1ª O que faz afinal correr o CSM – Conselho Superior da Magistratura que, muito significativamente, já veio a correr declarar que não irá instaurar segundo processo disciplinar ao juiz Neto de Moura, não obstante as boçalidades jurisprudenciais do agora conhecido Acórdão de 31/10/18 serem idênticas às do de 11/10/17 e que justificaram a simbólica sanção disciplinar aplicada? Não é evidente que tal procedimento disciplinar não passou, afinal, de uma farsa destinada a, perante a indignação que os tais preconceitos transformados em “fundamentação” justamente tinham suscitado, fazer calar essas vozes e “deixar passar a onda”?

2ª De que forma, e com base em que critérios, é que o mesmo CSM, ao longo destes anos, avaliou o trabalho do juiz Neto de Moura e lhe atribuiu classificações? E quais foram estas, já que para se chegar a desembargador é preciso ter classificações de “Muito Bom” ou, quando muito, de “Bom com distinção”?

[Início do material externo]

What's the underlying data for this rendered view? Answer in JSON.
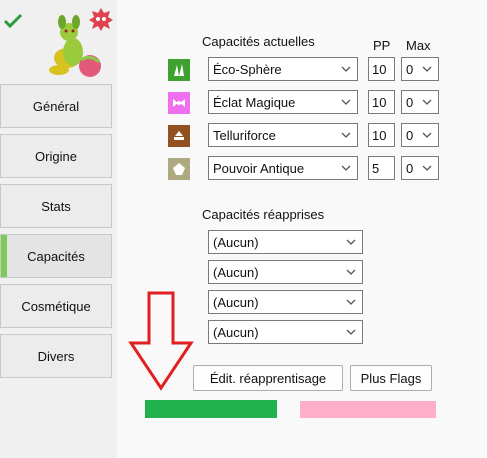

3ª Será que a Escola de Formação de Juízes, o Centro de Estudos Judiciários – CEJ, vai poder continuar a passar entre os pingos da chuva sob o argumento de que não tem nada a ver com situações destas pois apenas lhe compete a formação inicial dos juízes e a formação complementar só é obrigatória para os juízes da primeira instância mas eles podem livremente escolher o tipo de acções que pretendem frequentar?

4ª Quando o Estado Português é condenado em instâncias internacionais (como já sucedeu, e por diversas vezes, no Tribunal Europeu dos Direitos do Homem e também, embora mais raramente, no Tribunal de Justiça da União Europeia) por virtude de barbaridades jurisprudenciais cometidas nos nossos Tribunais, vamos continuar a admitir que, em nome da “independência do Poder Judicial”, ninguém seja responsabilizado e, pior, que sejam todos os cidadãos contribuintes a pagar do seu bolso as indemnizações em que o Estado Português é condenado?

5ª É só nos Tribunais Criminais, e também nos de Família e Menores, que barbaridades destas são produzidas, e sempre impunemente, ou é ou não verdade que os mais atrasados, reaccionários e boçais preconceitos também são arvorados em “fundamentos de decisões” noutros Tribunais, com os de Trabalho à cabeça?

Constitui um dever cívico de todos e cada um de nós exigir e manter uma cultura de responsabilização e de respeito pelos direitos, liberdade e garantias dos cidadãos. E o primeiro passo para isso é precisamente não permitir que estas perguntas continuem a ficar sem resposta!

Quantas mais mulheres terão ainda de morrer para que a violência doméstica seja encarada como a verdadeira hecatombe cívica que ela realmente é e se exija uma actuação firme e enérgica a todos os níveis que nada tem que ver com minutos de silêncio e dias de luto que são as folclóricas medidas decretadas pelo Governo em ano de eleições?